Secondly, I’d venture saying that the most useful piece of information I’ve extracted wasn’t as much about whether to do a certain thing or not to do another (frankly, other than “feeling sick” which negatively impacts the quality of sleep in over 5%, none of the others’ impacts are significantly high nor low), but about how the duration of my nights dramatically changes the quality of the sleep had. This varies from person to person, of course, so it’s not always easy to to say wether you’ll need 6, 7, 8 or 9 hours of sleep to feel good when you wake up. For me, sleeping under 8hours decreases the quality of sleep in more than 10%, while sleeping more than 8h does little difference (other than making me feel good about it!).

This is to say that, for me, sleeping 5h, 6h, or 7h45m is relatively similar in terms of quality of sleep (generally around 70%), but if I can do it, the difference between sleeping 7h or 8h is a great one (8h translates into sleep which the quality is over 85%). This way, I don’t always set my alarm for the exact same time. I do try to have a steady sleeping routine, but if at all impossible, then I can adjust to make sure I get those precious 8 hours, especially when that means a mere 20 minutes difference that won’t impact anything else in my daily life.

bottom line

There are advantages to having a routine, like helping your body and brain guarantee they’re top of their game, but the use of an alarm clock that allows you to be woken up at any point during a specific width window of time doesn’t necessarily mean it’s bad. In fact, the difference of a few minutes from one day to another shouldn’t cause disruption to your circadian rhythms, but rather prevent that you’re mercilessly yanked off the deepest part of your sleep.

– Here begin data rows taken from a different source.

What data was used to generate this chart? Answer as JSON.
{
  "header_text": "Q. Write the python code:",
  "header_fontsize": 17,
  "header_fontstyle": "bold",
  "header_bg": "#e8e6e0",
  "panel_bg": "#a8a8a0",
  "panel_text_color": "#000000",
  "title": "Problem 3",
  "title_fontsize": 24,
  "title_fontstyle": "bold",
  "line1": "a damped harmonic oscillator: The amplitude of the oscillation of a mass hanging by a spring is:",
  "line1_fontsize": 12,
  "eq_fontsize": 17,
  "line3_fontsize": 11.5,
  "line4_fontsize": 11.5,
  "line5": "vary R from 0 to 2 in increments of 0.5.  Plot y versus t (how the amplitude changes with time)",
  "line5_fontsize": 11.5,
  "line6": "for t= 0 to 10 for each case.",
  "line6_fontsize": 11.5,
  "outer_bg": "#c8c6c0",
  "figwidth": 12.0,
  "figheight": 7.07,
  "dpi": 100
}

Not only it’s harder to wake someone up while in that phase of sleep, it makes us feel unrested when we finally realise that what we vaguely hear somewhere far is, in reality, our inconsiderate alarm clock of doom. If you’re one of those people who really struggle to wake up to an alarm and end up having to set several of them each morning, this may be one of the reasons why it happens. Fortunately, there are things we can do about it, like trying a “smart alarm clocks”. So, what do you do to help you get up in the morning?